05/07/2020 14:01

En Inde, le road-trip d'une journaliste en pleine pandémie de Coronavirus - Elle a déjà parcouru plus de 23.000 kilomètres en une centaine de jours

Avec 23.000 kilomètres avalés en une centaine de jours, la Suzuki Ertiga de Barkha Dutt accuse le coup du long périple de cette journaliste indienne pour raconter la souffrance de ses compatriotes pauvres en pleine pandémie de coronavirus. Depuis qu'elle a pris la route avec son équipe en mars, cette journaliste de télévision chevronnée a sillonné le pays de 1,3 milliard d'habitants pour témoigner de l'impact du virus dans les villes et villages du géant d'Asie du Sud. Un voyage qu'elle décrit comme "éprouvant". "J'ai vu tant de cadavres, j'ai assisté à tant d'enterrements, j'ai dû abandonner tant de gens qui se sont effondrés dans mes bras", confie la journaliste de 48 ans lorsque l'AFP la rencontre lors d'un tournage devant un hôpital de New Delhi. L'ancienne vedette de la chaîne d'informations en continu NDTV a rapporté de ce road-trip d'innombrables histoires humaines de désespoir et d'espoir des quatre coins de l'Inde, publiées sous forme de reportages sur sa chaîne YouTube Mojo.

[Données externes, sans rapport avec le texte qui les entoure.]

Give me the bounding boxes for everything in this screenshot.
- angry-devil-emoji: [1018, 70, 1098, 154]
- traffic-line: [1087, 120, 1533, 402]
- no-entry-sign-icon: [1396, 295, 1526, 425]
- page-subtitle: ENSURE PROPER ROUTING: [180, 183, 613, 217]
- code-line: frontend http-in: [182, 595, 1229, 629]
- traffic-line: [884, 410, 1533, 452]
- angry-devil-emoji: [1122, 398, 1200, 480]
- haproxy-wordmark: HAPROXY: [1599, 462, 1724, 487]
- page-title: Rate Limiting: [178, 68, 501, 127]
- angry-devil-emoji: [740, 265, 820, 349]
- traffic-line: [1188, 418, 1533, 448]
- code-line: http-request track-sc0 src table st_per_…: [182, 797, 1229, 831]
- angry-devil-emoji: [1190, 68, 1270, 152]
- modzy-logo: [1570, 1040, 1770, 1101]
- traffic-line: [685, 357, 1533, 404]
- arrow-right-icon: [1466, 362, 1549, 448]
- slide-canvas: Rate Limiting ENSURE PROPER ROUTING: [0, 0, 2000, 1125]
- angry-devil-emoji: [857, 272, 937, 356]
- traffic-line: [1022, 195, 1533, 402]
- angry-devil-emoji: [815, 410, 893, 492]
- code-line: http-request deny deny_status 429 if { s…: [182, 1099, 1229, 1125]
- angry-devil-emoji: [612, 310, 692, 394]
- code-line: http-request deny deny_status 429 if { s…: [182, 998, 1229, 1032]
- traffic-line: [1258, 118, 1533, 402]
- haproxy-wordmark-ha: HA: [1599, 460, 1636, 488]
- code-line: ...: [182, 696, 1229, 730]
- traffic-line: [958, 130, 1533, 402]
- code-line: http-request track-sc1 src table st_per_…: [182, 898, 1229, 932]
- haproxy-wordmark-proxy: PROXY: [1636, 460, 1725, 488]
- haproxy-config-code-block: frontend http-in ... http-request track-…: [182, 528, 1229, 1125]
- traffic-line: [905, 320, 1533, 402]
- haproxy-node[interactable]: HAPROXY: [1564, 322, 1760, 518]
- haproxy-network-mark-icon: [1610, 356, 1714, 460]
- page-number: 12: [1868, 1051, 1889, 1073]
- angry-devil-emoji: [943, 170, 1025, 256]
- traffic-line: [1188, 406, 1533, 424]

De fin mars à début juin, l'Inde a instauré un confinement national parmi les plus sévères du monde pour limiter la propagation du virus. Tous les moyens de transports publics se sont brusquement arrêtés, les différents Etats ont fermé leurs frontières. Des dizaines de millions de travailleurs migrants, venus de la campagne pour gagner leur vie dans les grandes villes indiennes, se sont retrouvés sans emploi du jour au lendemain. Certains ont tenté de regagner leur village d'origine coûte que coûte, quitte à faire des centaines de kilomètres à pied --une grande marche qui a coûté la vie à des dizaines d'entre eux. Au milieu de cet exode sans précédent, la journaliste a ainsi vu "des enfants marchant sans chaussures sous un soleil de plomb et parfois la nuit, avec la seule lumière de la lune pour les guider".

Dans l'Etat de l'Haryana, voisin de la capitale New Delhi, elle a notamment rencontré la famille d'un homme qui a vendu son téléphone portable pour 2.000 roupies (23 euros) afin de se procurer de l'argent. Il a dépensé le gros de cette somme pour acheter de la nourriture et un ventilateur puis "il a donné le reste de l'argent à sa femme et s'est suicidé le lendemain", rapporte Mme Dutt. "Un homme qui a perdu sa femme m'a dit +nous allons mourir comme des insectes car nous sommes pauvres+", se remémore-t-elle. "Il fallait que quelqu'un raconte ces histoires." Peu après l'entrée en vigueur du confinement le 25 mars, la journaliste a embarqué dans la voiture avec producteur, vidéaste et chauffeur pour suivre "l'histoire la plus importante de notre vie". "Je ne pensais pas à ce stade que ce que je découvrirais serait, autoroute après autoroute, nos citoyens les plus pauvres marchant des milliers de kilomètres." La petite équipe a dû négocier âprement pour franchir les frontières fermées des différents Etats, et parfois lancer des appels à l'aide sur Twitter pour faire réparer leur véhicule dans une nation complètement à l'arrêt. Le confinement "a violemment frappé nos travailleurs migrants, des millions d'entre eux.

Les pauvres ont payé le prix fort pour que la classe moyenne et la classe moyenne supérieure restent en sécurité", estime rétrospectivement l'ex-présentatrice. Ses reportages ont aussi illustré les différences de situation à travers l'Inde, les Etats du Sud pouvant se montrer plus compassionnels que ceux du Nord. A Dharwad, au Karnataka, elle a ainsi découvert un responsable municipal qui avait converti des auberges en refuges pour les migrants et avait obtenu d'une usine locale de leur confectionner des vêtements. New Delhi a levé début juin le confinement national face à la situation économique critique mais l'épidémie de Covid-19 fait toujours rage dans le pays et s'y est aggravée ces dernières semaines. Dans ce contexte, Barkha Dutt compte bien continuer son périple. Mais elle va probablement accorder un répit à sa fidèle voiture. "Lorsque nous avons commencé ce voyage, il n'y avait pas d'avions, d'hôtels ni de nourriture disponible sur les autoroutes", déclare-t-elle. "Peut-être que maintenant nous allons prendre des vols entre certaines villes et ensuite conduire par la route."